Arthur, Bill and Vince are the lighthouse keepers on The Maiden Rock, a remote lighthouse that rises from the sea off Land’s End. One night in 1972 they all go missing, leaving two clocks stopped at the same time, a log describing a storm that never happened, a meal set for two and the door locked from the inside. The case is never closed. Twenty years later a writer sets out to investigate what really happened, by interviewing those left behind and trying to piece together what evidence remains. The Lamplighters by Emma Stonex is a beautifully evocative tale of loneliness, loss and misunderstanding.
Who hasn’t looked at a lighthouse from afar and been affected by the isolation, the romance, the noble concept of protecting those in peril on the sea, the metaphor of a bright beacon shining in the dark? Although today they are now all automated, back in the 70s they were still manned by real people doing long shifts of up to two months, living in cramped quarters, alone in all weathers and at all times of the day and night, seeing to the lighting of the lamps, living off very basic rations and in contact with the outside world by radio only.
Told in layered first person narratives by each main character in the story, we flit between 1972 and 1992. A picture gradually builds of the men and the wives they left behind. Arthur, the Principle Keeper – taciturn, orderly, interested in geology and the stars. His wife Helen – aloof, polite, unable to make friends easily. Bill and Jenny who live next door in the terraced houses allocated to the ‘service’: she the domesticated but unhappy wife and mother; he a dedicated man keen to prove himself to the world. And then ex-con and amateur poet Vince, starting a new life with his young wife Michelle.
As the narrative progresses and the women gradually reveal more of their stories to the writer, flashbacks to the fateful last few days on the lighthouse are told in letters and musings by the men who vanished. It emerges, of course, that all is not as it seemed. These women, overtaken by drudgery and pain, had kept so much silent.
What was the secret sorrow at the heart of the PK’s marriage? How did Bill’s childhood affect his choices as an adult? And was Vince’s criminal past destined to catch up with him? Even The Maiden herself – ‘a grey spike on a milk green sea’ – has a personality, the very image looking like she is holding onto something. The truth – which Dan the writer comments to Jenny ‘is theirs, and yours’- is that they are all haunted by something more than just their pasts, and the solitary life that they have chosen does things to a person’s mind that cannot be entirely understood.

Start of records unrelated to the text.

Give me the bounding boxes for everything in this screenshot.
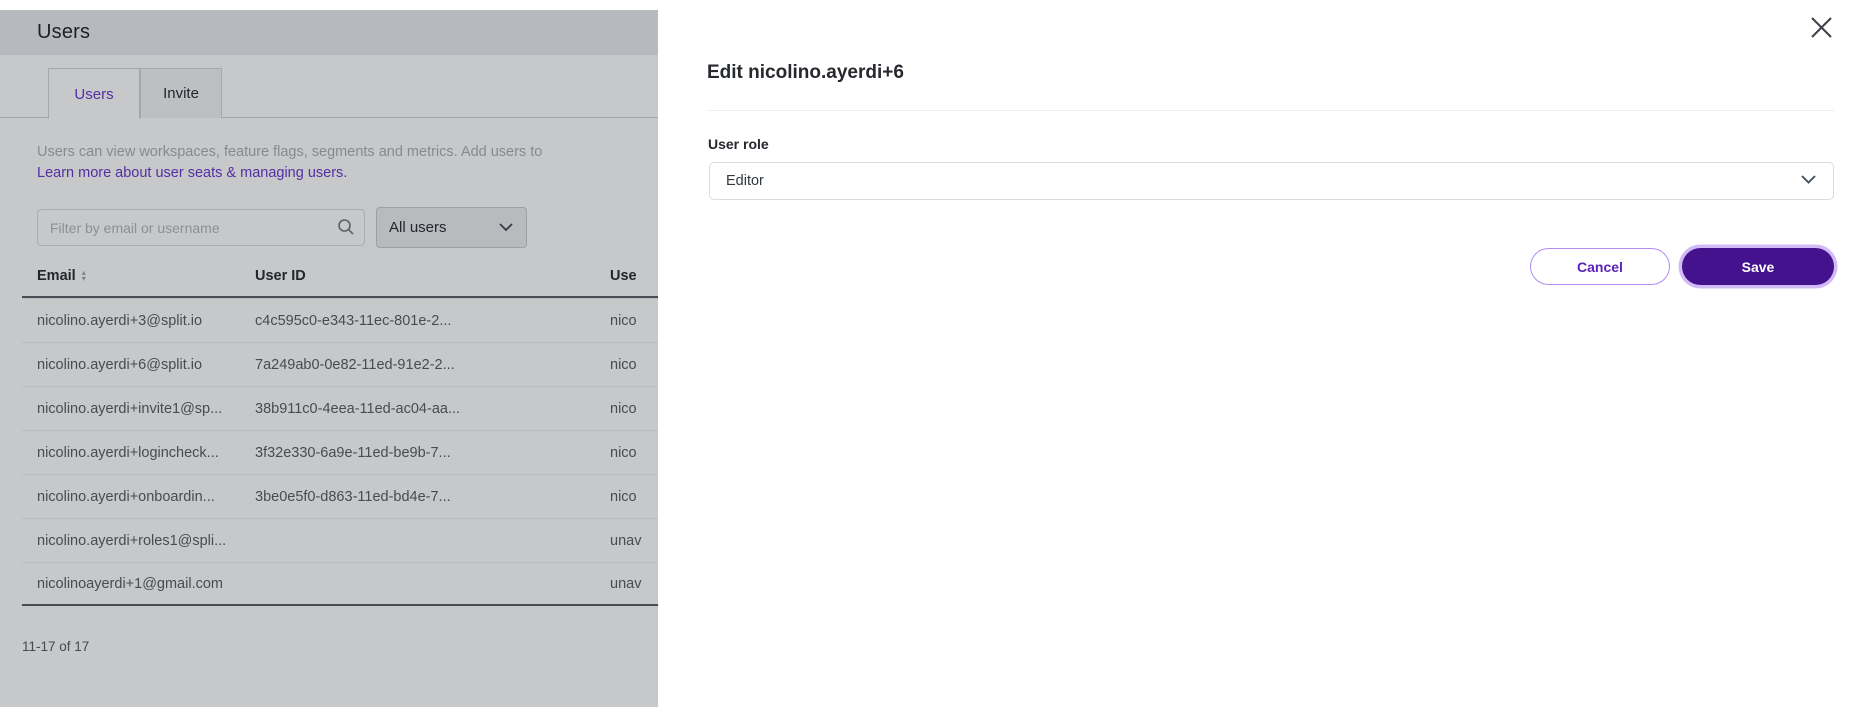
modal-title: Edit nicolino.ayerdi+6 [707, 62, 904, 84]
modal-actions: Cancel Save [1530, 248, 1834, 285]
user-role-select[interactable]: Editor [709, 162, 1834, 200]
close-icon[interactable] [1807, 13, 1835, 41]
user-role-label: User role [708, 136, 769, 152]
save-button[interactable]: Save [1682, 248, 1834, 285]
cancel-button[interactable]: Cancel [1530, 248, 1670, 285]
chevron-down-icon [1800, 173, 1817, 189]
user-role-value: Editor [726, 173, 764, 189]
modal-scrim[interactable] [0, 10, 658, 707]
modal-divider [707, 110, 1834, 111]
edit-user-modal: Edit nicolino.ayerdi+6 User role Editor … [658, 0, 1856, 716]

Emma Stonex has been diligent in her research into the lives of actual lighthouse keepers, and the idea for the book itself grew out of a real unsolved mystery of three lighthouse keepers who disappeared from a remote rocklight on an island in the outer Hebrides in 1900. What she brings to this is a novelist’s understanding of the complications of human relationships, an eye for character and idiom, an atmospheric recreation of the horrors and wonders of a seascape, and a nuanced structure that keeps the reader guessing to the end.
It’s an incredible debut. And at the end, we realise that ‘answers’ are not necessarily the answer – what we need is acceptance, hope and peace, and that our humanity lies in putting in ‘as many lights as we can while we are here. Get them shining bright. Keep them shining when the dark comes in. This is why we strike a match, why we build lighthouses in the first place and any other thing you think, on a good day, might save a life.’
The Lamplighters by Emma Stonex is published by Picador, 386 pages.